Pseudorandom Walks in Regular Directed Graphs and the RL vs. L Question
Motivated by Reingold's recent deterministic log-space algorithm
for Undirected S-T Connectivity (ECCC TR
04-94), we revisit the
general question of whether Randomized Logspace (RL) equals
Deterministic Logspace (L), obtaining the following results:
Joint work with Omer Reingold and Luca Trevisan.
- We exhibit a new complete problem for RL: S-T Connectivity
restricted to directed graphs for which the random walk is
promised to have polynomial mixing time.
- Generalizing Reingold's techniques, we present a deterministic,
log-space algorithm that given a directed graph G that is regular (i.e., all in-degrees and out-degrees are equal) and two
vertices s and t, finds a path between s and t if one exists.

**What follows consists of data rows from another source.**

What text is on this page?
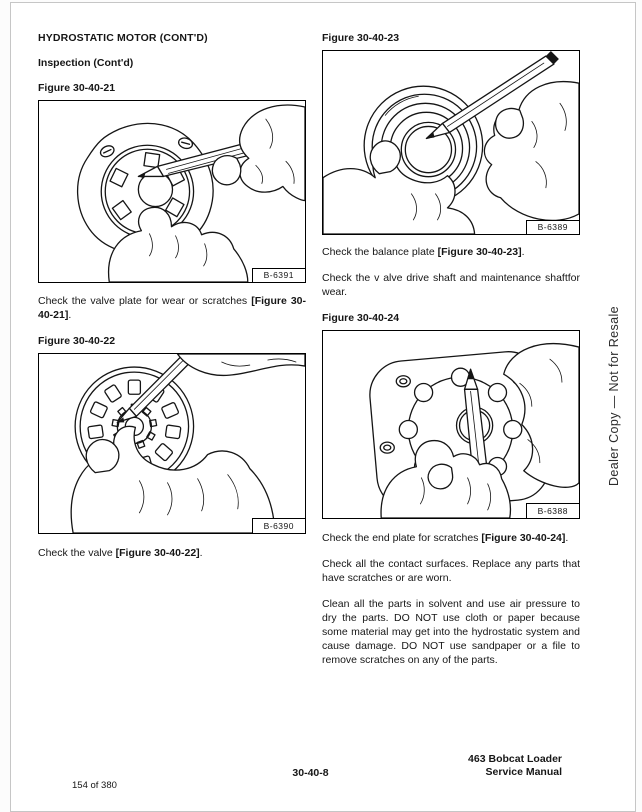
HYDROSTATIC MOTOR (CONT'D)
Inspection (Cont'd)
Figure 30-40-21
B-6391

Check the valve plate for wear or scratches [Figure 30-40-21].

Figure 30-40-22
B-6390

Check the valve [Figure 30-40-22].

Figure 30-40-23
B-6389

Check the balance plate [Figure 30-40-23].

Check the v alve drive shaft and maintenance shaftfor wear.

Figure 30-40-24
B-6388

Check the end plate for scratches [Figure 30-40-24].

Check all the contact surfaces. Replace any parts that have scratches or are worn.

Clean all the parts in solvent and use air pressure to dry the parts. DO NOT use cloth or paper because some material may get into the hydrostatic system and cause damage. DO NOT use sandpaper or a file to remove scratches on any of the parts.

Dealer Copy — Not for Resale
30-40-8
463 Bobcat Loader
Service Manual
154 of 380
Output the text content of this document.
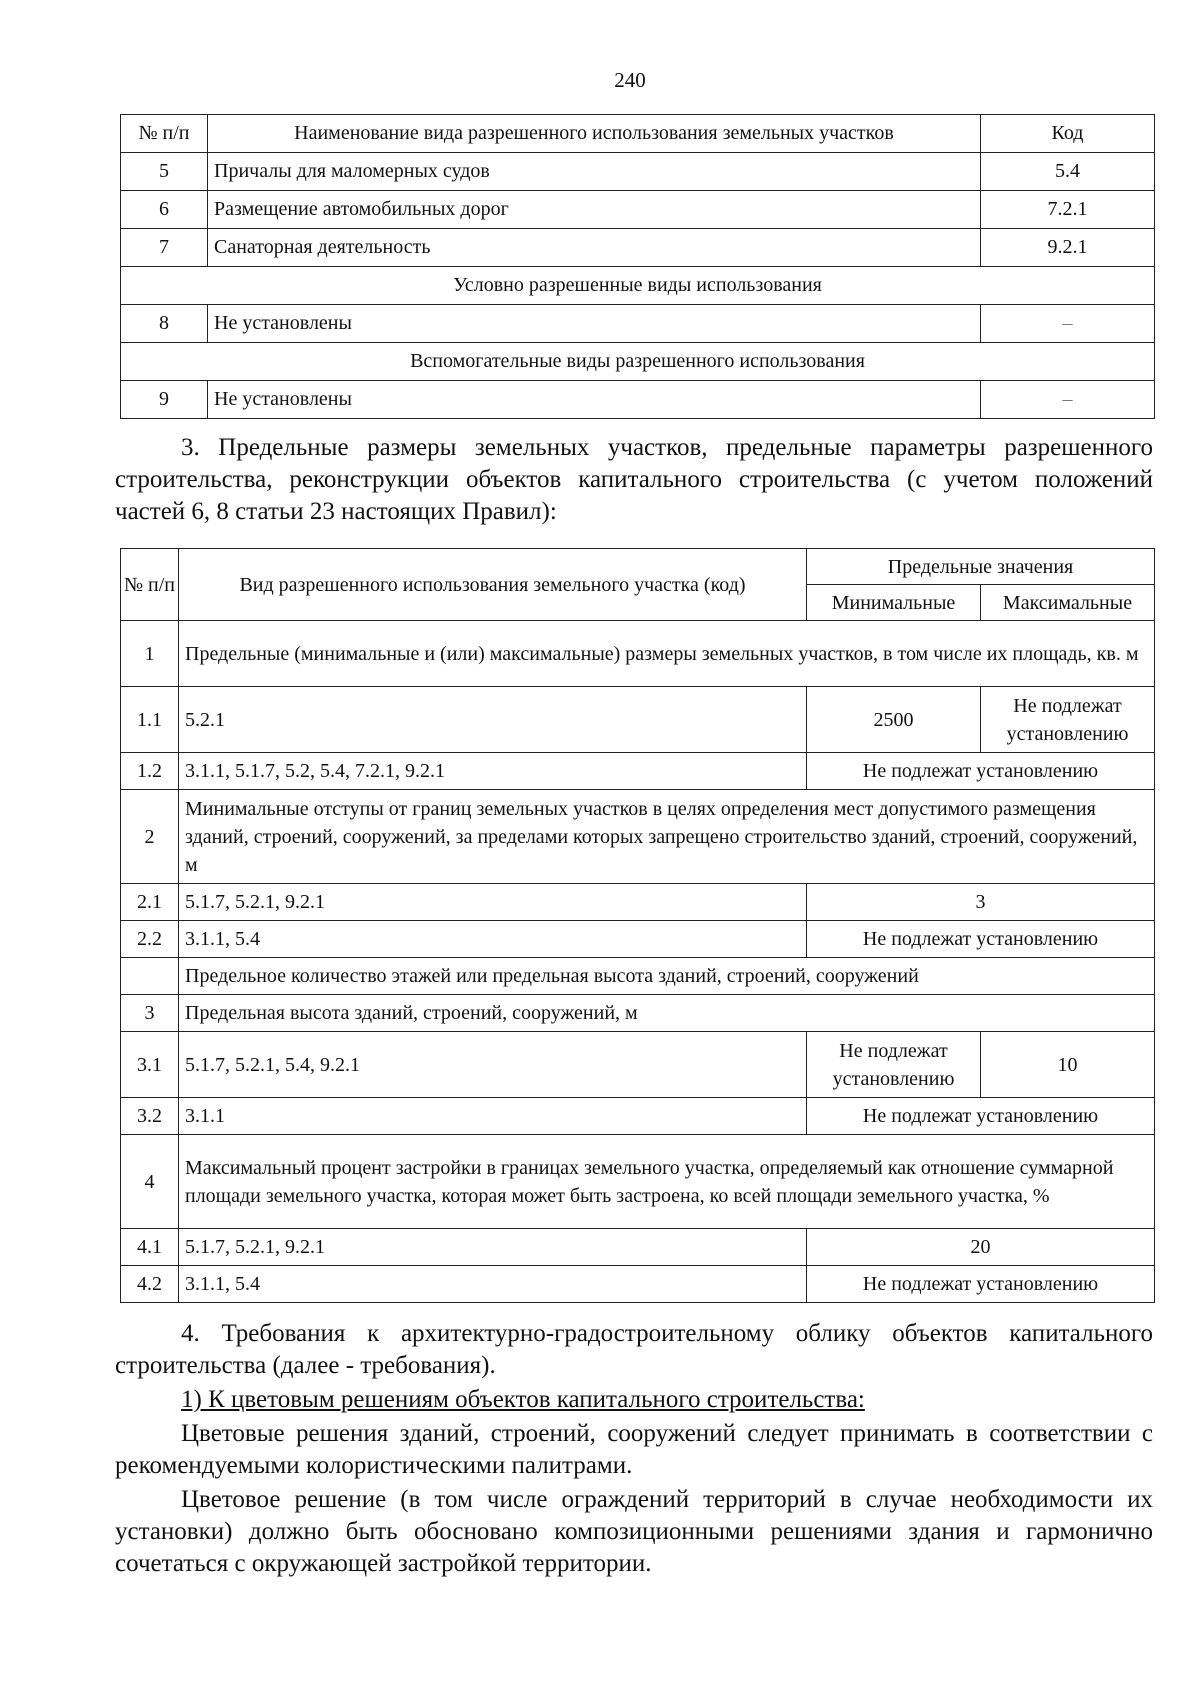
240
№ п/п	Наименование вида разрешенного использования земельных участков	Код
5	Причалы для маломерных судов	5.4
6	Размещение автомобильных дорог	7.2.1
7	Санаторная деятельность	9.2.1
Условно разрешенные виды использования		
8	Не установлены	–
Вспомогательные виды разрешенного использования		
9	Не установлены	–

3. Предельные размеры земельных участков, предельные параметры разрешенного строительства, реконструкции объектов капитального строительства (с учетом положений частей 6, 8 статьи 23 настоящих Правил):

№ п/п	Вид разрешенного использования земельного участка (код)	Предельные значения	
		Минимальные	Максимальные
1	Предельные (минимальные и (или) максимальные) размеры земельных участков, в том числе их площадь, кв. м		
1.1	5.2.1	2500	Не подлежат установлению
1.2	3.1.1, 5.1.7, 5.2, 5.4, 7.2.1, 9.2.1	Не подлежат установлению	
2	Минимальные отступы от границ земельных участков в целях определения мест допустимого размещения зданий, строений, сооружений, за пределами которых запрещено строительство зданий, строений, сооружений, м		
2.1	5.1.7, 5.2.1, 9.2.1	3	
2.2	3.1.1, 5.4	Не подлежат установлению	
	Предельное количество этажей или предельная высота зданий, строений, сооружений		
3	Предельная высота зданий, строений, сооружений, м		
3.1	5.1.7, 5.2.1, 5.4, 9.2.1	Не подлежат установлению	10
3.2	3.1.1	Не подлежат установлению	
4	Максимальный процент застройки в границах земельного участка, определяемый как отношение суммарной площади земельного участка, которая может быть застроена, ко всей площади земельного участка, %		
4.1	5.1.7, 5.2.1, 9.2.1	20	
4.2	3.1.1, 5.4	Не подлежат установлению	

4. Требования к архитектурно-градостроительному облику объектов капитального строительства (далее - требования).

1) К цветовым решениям объектов капитального строительства:

Цветовые решения зданий, строений, сооружений следует принимать в соответствии с рекомендуемыми колористическими палитрами.

Цветовое решение (в том числе ограждений территорий в случае необходимости их установки) должно быть обосновано композиционными решениями здания и гармонично сочетаться с окружающей застройкой территории.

- Using the same techniques as in Item 2, we give a "pseudorandom
generator" for random walks on "consistently labelled" directed regular
graphs. Roughly speaking, given a random seed of logarithmic
length, the generator constructs, in log-space, a "short"
pseudorandom walk that ends at an almost-uniformly distributed
vertex when taken in any consistently labelled directed regular graph.
- We prove that if our pseudorandom generator from Item 3 could
be generalized to all directed regular graphs (instead of just
consistently labelled ones), then our complete problem from Item 1
can be solved in log-space and hence RL=L.